Mia (Garance Marillier, découverte dans Grave) enchaîne les galères. Elle apprend qu’elle est enceinte ; son copain, Nabil, est en liberté conditionnelle ; expulsée de son appartement, elle trouve refuge dans un hôtel miteux ; sa relation avec sa patronne, dans le salon de manucure qui l’emploie, se détériore ; et la combine qui lui permet d’arrondir ses fins de mois – faire rentrer des clientes de son salon dans des soirées VIP – risque de lui valoir des poursuites pour proxénétisme.

Les deux rappeurs Hamé & Ekoué signent leur deuxième film. Le premier, en 2017, avait donné le ton : Les Parisiens racontait le destin contrarié de deux frères algériens dans un Pigalle intemporel. Rue des dames se passe quelques pâtés de maisons plus loin, dans le dix-septième arrondissement, derrière la place de Clichy. Loin des clichés, c’est un Paris paupérisé qui est décrit, un Paris de la débrouille.
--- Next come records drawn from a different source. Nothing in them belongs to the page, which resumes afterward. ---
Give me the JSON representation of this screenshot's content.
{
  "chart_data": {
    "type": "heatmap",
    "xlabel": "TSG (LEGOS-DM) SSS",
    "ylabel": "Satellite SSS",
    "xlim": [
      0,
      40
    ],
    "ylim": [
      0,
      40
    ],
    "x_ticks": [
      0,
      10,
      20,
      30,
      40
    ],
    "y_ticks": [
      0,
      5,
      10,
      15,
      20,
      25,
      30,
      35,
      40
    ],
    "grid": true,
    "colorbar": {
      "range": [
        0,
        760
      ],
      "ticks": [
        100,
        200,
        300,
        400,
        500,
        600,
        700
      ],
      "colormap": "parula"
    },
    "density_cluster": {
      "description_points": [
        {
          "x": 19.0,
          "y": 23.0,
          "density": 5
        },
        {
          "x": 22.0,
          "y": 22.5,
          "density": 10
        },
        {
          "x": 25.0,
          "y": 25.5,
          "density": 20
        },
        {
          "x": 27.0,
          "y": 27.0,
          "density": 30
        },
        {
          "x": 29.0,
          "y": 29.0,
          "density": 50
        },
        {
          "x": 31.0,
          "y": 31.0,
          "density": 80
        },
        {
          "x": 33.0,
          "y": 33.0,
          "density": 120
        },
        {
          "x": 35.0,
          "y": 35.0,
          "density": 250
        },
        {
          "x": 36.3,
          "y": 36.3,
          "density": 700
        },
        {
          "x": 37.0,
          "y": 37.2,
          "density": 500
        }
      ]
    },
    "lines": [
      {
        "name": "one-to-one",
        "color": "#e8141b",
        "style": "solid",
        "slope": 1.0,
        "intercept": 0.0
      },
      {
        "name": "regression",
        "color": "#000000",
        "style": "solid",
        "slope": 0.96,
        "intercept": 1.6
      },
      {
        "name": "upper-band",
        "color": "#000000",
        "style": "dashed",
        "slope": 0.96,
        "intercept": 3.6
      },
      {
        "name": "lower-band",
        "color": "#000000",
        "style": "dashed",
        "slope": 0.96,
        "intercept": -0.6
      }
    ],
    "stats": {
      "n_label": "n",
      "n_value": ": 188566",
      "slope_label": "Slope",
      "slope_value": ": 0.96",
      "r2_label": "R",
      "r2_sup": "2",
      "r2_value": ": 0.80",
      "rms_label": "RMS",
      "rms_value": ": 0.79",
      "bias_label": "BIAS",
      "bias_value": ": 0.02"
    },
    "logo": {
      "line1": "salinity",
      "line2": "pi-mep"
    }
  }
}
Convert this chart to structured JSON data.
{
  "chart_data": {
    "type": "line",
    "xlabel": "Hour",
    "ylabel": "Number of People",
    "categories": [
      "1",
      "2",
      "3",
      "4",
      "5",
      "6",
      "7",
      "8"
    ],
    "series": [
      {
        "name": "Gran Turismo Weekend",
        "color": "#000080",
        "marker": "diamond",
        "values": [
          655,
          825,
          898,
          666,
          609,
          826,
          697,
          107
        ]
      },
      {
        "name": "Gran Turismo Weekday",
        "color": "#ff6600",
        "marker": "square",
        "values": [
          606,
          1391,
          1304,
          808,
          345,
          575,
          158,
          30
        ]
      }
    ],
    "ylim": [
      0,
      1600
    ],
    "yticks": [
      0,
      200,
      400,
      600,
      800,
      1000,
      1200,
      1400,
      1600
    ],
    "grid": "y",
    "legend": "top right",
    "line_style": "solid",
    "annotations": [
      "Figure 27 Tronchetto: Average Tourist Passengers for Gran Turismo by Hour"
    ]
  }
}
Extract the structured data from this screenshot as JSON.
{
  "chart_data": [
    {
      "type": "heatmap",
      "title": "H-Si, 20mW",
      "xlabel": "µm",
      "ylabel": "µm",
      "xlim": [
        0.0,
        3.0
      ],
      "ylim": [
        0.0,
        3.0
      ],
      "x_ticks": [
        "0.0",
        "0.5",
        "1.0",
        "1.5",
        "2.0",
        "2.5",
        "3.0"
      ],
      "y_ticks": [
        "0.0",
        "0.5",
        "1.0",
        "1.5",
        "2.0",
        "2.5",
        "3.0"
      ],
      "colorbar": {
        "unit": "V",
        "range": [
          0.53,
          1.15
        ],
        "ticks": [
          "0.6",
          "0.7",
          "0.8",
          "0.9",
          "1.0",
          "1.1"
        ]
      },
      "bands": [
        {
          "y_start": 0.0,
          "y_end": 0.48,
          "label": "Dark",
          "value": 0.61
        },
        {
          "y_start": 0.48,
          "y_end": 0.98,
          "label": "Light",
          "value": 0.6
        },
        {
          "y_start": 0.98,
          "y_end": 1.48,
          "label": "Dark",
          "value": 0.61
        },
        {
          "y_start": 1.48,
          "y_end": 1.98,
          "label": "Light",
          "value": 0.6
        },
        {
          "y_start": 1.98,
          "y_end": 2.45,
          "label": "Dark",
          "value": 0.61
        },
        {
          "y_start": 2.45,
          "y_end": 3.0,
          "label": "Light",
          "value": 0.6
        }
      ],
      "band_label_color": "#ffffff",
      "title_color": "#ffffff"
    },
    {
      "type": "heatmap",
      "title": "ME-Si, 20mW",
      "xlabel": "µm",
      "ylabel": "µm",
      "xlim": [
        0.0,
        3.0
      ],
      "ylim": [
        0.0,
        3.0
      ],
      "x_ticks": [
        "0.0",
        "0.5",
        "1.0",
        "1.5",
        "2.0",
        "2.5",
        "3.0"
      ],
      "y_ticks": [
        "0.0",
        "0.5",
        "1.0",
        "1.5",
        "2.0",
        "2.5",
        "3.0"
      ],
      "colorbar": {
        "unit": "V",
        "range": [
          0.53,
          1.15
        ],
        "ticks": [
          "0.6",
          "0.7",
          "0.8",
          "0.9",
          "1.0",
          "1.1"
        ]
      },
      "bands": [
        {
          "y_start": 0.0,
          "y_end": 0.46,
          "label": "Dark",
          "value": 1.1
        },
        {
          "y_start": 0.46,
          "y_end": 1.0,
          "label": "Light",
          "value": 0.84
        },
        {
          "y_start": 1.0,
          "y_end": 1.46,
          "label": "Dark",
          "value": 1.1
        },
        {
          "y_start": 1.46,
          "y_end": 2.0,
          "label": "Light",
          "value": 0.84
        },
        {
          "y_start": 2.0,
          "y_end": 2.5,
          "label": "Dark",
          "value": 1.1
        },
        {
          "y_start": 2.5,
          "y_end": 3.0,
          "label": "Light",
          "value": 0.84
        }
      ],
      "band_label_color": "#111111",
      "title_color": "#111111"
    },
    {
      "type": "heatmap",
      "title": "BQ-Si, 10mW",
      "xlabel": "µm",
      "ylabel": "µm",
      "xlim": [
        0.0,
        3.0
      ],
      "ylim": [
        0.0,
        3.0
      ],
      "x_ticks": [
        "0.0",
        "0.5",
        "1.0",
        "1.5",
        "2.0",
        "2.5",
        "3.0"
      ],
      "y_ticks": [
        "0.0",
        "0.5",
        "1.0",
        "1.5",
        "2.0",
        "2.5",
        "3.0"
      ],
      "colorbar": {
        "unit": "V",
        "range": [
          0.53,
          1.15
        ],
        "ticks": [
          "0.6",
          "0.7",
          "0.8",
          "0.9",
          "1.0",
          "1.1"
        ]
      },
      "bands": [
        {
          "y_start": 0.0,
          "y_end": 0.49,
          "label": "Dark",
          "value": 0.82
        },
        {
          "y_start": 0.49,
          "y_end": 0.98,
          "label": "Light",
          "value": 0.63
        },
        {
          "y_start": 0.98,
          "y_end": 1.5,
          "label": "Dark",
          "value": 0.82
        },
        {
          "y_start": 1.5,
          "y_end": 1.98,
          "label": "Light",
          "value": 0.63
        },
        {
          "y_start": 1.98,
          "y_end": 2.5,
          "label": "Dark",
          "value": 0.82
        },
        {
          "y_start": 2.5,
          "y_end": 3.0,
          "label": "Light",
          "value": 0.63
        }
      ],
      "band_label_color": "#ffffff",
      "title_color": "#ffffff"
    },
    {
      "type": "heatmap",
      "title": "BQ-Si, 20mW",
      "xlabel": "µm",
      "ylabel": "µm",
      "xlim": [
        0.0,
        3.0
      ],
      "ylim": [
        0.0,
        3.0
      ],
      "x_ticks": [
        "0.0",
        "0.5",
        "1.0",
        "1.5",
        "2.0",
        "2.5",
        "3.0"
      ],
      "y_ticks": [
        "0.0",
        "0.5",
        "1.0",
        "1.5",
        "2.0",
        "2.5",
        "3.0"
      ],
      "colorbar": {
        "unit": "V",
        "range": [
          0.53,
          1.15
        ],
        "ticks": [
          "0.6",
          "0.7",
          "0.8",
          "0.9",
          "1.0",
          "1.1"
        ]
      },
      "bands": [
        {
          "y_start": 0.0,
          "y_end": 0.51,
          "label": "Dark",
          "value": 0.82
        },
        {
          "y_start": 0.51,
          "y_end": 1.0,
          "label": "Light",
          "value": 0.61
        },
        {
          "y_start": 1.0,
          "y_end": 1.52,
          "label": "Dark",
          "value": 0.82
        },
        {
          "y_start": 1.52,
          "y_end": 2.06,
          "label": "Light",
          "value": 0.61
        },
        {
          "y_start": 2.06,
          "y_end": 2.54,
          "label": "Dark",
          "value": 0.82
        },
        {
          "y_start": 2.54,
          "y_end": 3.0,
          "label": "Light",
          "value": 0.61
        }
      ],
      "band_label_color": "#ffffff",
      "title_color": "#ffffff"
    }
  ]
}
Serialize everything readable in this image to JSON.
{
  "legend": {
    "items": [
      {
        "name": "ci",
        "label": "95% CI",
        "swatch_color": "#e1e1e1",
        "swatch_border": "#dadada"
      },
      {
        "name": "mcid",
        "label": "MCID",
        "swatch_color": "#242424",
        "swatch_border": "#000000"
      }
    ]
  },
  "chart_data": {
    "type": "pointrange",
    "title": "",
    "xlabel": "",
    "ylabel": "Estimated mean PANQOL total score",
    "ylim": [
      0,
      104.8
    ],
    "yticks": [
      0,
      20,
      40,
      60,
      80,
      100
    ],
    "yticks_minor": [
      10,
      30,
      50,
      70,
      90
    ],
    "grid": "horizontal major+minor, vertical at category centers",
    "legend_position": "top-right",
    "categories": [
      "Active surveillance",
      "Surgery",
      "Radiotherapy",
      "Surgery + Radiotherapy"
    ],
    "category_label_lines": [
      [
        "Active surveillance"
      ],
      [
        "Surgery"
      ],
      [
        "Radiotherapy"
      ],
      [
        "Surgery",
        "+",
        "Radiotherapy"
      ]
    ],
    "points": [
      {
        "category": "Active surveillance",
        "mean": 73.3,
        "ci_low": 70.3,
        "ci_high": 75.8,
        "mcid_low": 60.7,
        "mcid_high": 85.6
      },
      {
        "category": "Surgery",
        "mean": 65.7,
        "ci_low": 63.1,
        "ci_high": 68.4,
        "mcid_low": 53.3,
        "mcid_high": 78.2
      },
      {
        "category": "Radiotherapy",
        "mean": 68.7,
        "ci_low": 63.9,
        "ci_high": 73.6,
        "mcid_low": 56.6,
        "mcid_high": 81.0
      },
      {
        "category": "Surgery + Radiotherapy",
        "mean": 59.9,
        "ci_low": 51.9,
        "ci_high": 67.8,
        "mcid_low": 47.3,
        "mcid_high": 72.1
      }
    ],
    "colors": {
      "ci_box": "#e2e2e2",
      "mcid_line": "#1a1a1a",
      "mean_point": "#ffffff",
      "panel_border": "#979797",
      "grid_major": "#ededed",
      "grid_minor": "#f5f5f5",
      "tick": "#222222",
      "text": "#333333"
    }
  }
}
Contrairement à ce que son affiche laisse escompter, Rue des dames est un film choral qui met en scène plusieurs personnages : outre Mia, on y croise Issa, un chauffeur Uber débrouillard, Yohann (Sandor Funtek, la révélation de Suprêmes), un flic borderline, Diane, qui se demande ce qu’elle va faire du polichinelle qu’un footballeur célèbre lui a mis dans le tiroir, César, un entremetteur louche…. Tous les personnages se débrouillent, se démerdent pour survivre, quitte à se perdre dans les mensonges qu’ils accumulent et à trahir la confiance des rares soutiens sur lesquels ils pouvaient encore compter.

Cette absence de manichéisme fait tout l’intérêt de cette panoplie de caractères. Mais Rue des dames souffre d’un défaut rédhibitoire de construction. Hamé & Ekoué ont voulu faire tenir dans un film standard trop de personnages, trop d’intrigues secondaires. Le spectateur s’y perd, qui ne sait plus où donner de la tête.